Asked if he would support Notre Dame joining the Big Ten, Barta said he probably would.

“I don’t anticipate that being a decision that I’ll be making this summer,” he said. “But again, I don’t have a crystal ball. But it’s not before us right now.”

Barta said he was “a little bit surprised” when he was informed USC and UCLA were interested in the Big Ten. What followed, Barta said, was almost a week of phone calls and video conferences before the two universities’ applications were approved on June 30.

“We were breaking down — does it make sense, does it meet the criteria, should we say yes?” Barta said. “And clearly after those four or five days of discussions, we decided that the time was right, the schools were right, and so I’m excited about it because I do know what they bring to the table.”

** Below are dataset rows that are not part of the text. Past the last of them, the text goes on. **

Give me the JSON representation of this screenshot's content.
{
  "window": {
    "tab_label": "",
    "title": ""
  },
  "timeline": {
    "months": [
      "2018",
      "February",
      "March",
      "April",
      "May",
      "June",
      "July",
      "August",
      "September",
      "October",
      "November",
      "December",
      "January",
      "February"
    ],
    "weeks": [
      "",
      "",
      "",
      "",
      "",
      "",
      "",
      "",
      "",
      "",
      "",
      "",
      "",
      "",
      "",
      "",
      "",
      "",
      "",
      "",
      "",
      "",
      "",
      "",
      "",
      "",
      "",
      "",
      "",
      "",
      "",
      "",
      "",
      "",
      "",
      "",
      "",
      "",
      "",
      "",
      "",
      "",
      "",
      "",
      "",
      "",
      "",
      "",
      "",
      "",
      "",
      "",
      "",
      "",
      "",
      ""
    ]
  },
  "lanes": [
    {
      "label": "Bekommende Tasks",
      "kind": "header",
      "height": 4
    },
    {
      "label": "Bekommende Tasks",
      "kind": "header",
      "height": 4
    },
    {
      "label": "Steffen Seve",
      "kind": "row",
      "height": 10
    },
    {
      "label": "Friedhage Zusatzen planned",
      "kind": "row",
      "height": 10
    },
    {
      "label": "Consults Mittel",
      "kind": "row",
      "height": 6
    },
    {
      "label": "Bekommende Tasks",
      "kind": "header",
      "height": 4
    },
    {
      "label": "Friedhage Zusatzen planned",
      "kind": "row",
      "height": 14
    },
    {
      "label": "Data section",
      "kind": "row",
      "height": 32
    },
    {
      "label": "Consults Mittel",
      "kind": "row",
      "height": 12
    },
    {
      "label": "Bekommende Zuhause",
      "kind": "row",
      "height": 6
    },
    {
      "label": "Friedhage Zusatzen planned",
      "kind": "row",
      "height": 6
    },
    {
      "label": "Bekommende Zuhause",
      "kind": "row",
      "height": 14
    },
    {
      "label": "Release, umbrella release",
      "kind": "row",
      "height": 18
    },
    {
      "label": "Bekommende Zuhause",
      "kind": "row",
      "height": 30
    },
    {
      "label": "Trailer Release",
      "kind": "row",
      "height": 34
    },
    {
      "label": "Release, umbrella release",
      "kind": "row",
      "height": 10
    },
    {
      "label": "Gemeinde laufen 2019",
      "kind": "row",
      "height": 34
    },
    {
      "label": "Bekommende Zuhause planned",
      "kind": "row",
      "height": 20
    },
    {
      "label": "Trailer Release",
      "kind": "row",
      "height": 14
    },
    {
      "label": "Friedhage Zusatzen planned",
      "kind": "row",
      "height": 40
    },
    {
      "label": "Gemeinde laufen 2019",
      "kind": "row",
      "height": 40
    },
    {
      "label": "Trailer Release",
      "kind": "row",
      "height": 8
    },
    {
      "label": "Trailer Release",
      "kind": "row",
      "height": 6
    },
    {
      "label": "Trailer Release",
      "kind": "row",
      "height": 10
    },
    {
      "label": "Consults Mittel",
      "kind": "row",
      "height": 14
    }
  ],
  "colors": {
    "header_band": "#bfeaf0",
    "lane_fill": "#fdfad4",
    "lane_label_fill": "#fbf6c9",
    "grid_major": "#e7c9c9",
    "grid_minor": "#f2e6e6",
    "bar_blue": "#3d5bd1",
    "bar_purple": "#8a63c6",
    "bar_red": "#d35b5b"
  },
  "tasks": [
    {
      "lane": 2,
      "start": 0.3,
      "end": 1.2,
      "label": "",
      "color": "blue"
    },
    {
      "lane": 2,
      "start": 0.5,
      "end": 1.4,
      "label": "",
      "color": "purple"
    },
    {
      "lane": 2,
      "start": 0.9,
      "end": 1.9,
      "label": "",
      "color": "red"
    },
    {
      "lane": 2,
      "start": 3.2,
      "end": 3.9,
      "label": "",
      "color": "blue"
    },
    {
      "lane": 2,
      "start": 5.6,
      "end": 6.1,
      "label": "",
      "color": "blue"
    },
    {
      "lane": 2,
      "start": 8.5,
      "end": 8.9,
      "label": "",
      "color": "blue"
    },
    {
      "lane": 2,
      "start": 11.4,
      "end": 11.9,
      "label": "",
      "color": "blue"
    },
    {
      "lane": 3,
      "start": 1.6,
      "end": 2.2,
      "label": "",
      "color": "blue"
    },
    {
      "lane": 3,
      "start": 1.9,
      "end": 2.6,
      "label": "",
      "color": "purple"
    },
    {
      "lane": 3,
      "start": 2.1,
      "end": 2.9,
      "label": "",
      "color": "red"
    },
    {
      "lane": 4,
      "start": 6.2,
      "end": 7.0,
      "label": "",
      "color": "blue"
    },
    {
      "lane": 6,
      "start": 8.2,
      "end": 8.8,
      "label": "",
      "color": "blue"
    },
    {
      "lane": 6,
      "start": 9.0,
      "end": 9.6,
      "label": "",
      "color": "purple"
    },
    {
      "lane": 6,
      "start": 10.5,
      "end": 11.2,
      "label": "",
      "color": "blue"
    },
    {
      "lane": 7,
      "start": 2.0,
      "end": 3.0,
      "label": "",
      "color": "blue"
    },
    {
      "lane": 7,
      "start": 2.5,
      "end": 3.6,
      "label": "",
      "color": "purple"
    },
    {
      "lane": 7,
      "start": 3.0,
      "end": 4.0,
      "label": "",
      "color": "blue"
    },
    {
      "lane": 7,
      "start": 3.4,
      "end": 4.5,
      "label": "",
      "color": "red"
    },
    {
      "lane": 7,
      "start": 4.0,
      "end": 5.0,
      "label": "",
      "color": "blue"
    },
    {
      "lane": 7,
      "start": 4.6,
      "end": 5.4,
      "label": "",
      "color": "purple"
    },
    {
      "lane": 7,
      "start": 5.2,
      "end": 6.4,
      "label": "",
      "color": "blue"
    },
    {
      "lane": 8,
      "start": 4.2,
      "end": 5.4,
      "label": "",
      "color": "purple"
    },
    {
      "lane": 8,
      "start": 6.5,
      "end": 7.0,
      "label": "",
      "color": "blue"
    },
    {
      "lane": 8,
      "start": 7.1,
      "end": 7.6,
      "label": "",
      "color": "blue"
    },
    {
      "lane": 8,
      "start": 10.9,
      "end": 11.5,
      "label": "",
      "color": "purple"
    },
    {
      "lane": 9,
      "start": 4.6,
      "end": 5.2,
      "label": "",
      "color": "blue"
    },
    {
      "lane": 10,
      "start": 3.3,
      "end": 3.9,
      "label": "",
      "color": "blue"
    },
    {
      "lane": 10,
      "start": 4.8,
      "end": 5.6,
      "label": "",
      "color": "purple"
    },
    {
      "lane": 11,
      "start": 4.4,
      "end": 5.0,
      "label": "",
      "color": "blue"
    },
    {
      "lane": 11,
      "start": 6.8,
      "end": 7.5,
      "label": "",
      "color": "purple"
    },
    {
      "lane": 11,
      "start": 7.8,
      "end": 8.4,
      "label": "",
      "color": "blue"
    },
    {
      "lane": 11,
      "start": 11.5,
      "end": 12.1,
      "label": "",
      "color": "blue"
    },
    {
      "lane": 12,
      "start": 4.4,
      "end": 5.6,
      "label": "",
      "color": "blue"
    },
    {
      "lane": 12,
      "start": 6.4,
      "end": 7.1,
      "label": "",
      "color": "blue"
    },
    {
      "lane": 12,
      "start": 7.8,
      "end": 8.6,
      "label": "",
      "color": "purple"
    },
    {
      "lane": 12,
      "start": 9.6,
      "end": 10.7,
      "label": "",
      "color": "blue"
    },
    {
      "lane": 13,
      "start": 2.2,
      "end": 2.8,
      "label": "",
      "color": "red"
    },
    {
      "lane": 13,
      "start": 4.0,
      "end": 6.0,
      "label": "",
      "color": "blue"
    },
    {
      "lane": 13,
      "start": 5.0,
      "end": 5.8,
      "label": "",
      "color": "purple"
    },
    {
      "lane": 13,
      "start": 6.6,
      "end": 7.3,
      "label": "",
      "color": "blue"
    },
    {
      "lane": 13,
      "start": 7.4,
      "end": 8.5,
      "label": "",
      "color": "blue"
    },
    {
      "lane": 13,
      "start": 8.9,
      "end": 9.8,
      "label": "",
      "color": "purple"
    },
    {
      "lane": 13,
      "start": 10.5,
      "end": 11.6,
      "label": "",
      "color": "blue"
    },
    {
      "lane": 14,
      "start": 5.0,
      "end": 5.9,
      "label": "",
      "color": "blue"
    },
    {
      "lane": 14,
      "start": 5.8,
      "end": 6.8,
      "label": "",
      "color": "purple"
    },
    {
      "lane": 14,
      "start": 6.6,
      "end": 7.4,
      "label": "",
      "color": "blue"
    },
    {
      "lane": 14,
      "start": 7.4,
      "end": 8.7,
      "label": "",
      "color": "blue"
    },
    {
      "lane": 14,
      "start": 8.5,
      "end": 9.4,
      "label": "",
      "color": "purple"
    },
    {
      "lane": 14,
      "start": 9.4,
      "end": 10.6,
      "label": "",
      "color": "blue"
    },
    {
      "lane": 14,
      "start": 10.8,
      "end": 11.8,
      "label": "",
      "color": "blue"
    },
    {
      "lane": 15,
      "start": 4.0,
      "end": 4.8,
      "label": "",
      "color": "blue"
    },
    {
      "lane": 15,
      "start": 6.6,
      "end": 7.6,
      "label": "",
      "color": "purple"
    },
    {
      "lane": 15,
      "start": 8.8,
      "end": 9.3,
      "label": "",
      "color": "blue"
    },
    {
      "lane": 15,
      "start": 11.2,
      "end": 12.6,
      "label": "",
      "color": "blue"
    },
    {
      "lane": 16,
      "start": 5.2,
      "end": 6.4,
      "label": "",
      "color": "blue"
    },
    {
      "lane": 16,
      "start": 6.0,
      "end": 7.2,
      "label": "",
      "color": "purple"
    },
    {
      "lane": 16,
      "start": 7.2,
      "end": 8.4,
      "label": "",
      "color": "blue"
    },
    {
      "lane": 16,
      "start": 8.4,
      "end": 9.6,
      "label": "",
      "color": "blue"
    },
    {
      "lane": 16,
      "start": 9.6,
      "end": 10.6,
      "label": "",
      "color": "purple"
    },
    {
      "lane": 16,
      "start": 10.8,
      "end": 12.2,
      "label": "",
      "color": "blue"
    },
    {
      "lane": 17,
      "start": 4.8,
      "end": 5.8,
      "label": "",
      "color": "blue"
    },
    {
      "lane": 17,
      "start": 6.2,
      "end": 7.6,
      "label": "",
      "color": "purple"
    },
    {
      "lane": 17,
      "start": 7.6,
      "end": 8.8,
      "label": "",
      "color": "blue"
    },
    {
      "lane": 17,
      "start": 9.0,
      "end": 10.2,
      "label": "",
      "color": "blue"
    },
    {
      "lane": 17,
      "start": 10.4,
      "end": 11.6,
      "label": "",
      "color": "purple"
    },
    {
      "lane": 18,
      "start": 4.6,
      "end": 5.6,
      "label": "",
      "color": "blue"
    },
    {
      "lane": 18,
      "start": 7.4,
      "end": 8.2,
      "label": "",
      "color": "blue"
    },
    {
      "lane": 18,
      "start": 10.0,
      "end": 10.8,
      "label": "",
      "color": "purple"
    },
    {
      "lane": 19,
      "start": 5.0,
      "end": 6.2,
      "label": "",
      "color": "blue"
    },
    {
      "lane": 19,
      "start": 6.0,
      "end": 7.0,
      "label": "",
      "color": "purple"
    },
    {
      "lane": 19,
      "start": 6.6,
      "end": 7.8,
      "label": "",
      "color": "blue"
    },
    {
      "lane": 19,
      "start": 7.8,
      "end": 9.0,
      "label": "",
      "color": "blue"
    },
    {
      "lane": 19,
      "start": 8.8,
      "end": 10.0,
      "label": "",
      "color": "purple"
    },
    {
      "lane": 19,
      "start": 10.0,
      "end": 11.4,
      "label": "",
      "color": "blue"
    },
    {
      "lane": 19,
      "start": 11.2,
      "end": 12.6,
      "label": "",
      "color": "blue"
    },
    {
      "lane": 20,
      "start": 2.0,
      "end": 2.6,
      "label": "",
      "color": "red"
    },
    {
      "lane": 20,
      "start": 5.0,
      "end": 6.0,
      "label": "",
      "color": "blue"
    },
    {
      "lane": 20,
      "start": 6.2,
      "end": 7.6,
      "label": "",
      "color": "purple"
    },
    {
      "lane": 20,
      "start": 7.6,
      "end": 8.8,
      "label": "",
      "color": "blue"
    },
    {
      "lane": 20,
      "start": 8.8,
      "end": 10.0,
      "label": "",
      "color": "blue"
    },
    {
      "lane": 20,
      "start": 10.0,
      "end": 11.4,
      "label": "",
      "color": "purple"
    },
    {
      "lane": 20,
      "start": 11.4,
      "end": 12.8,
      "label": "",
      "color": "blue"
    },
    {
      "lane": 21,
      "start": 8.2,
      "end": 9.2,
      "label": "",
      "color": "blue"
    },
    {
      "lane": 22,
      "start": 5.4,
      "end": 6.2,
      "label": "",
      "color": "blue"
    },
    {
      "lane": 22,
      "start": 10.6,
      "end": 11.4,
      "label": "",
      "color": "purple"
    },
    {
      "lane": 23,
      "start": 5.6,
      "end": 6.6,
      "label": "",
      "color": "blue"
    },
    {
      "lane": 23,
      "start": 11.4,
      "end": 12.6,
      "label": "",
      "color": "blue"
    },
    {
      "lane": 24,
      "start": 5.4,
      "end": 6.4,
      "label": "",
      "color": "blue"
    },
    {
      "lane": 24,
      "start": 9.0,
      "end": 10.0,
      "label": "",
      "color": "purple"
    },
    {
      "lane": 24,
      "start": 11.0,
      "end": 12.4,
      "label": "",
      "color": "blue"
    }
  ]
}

The Big Ten will have a presence in the three top television markets in New York, Chicago and Los Angeles — which is important given the conference is negotiating a new television rights package starting in 2023.

“I do know they’re academic research-focused institutions,” Barta said. “I know about their athletic history. I know they’re going to bring the TV market. So I’m very excited.”

Barta said the main concern from the head coaches at Iowa has been about the logistics of a bigger conference, specifically travel and scheduling. Everything, he said, is in the preliminary stage of discussion, including travel partners for some sports.

“Whatever the solution is, one of the first things the ADs and the presidents said to the conference is we’ve got to figure out how to mitigate the travel challenge,” Barta said. “Because if you’re at Rutgers and you’re going to USC, or if you’re at UCLA and you’re going to Maryland, there’s going to have to be some sort of recognition of that when we get into travel.”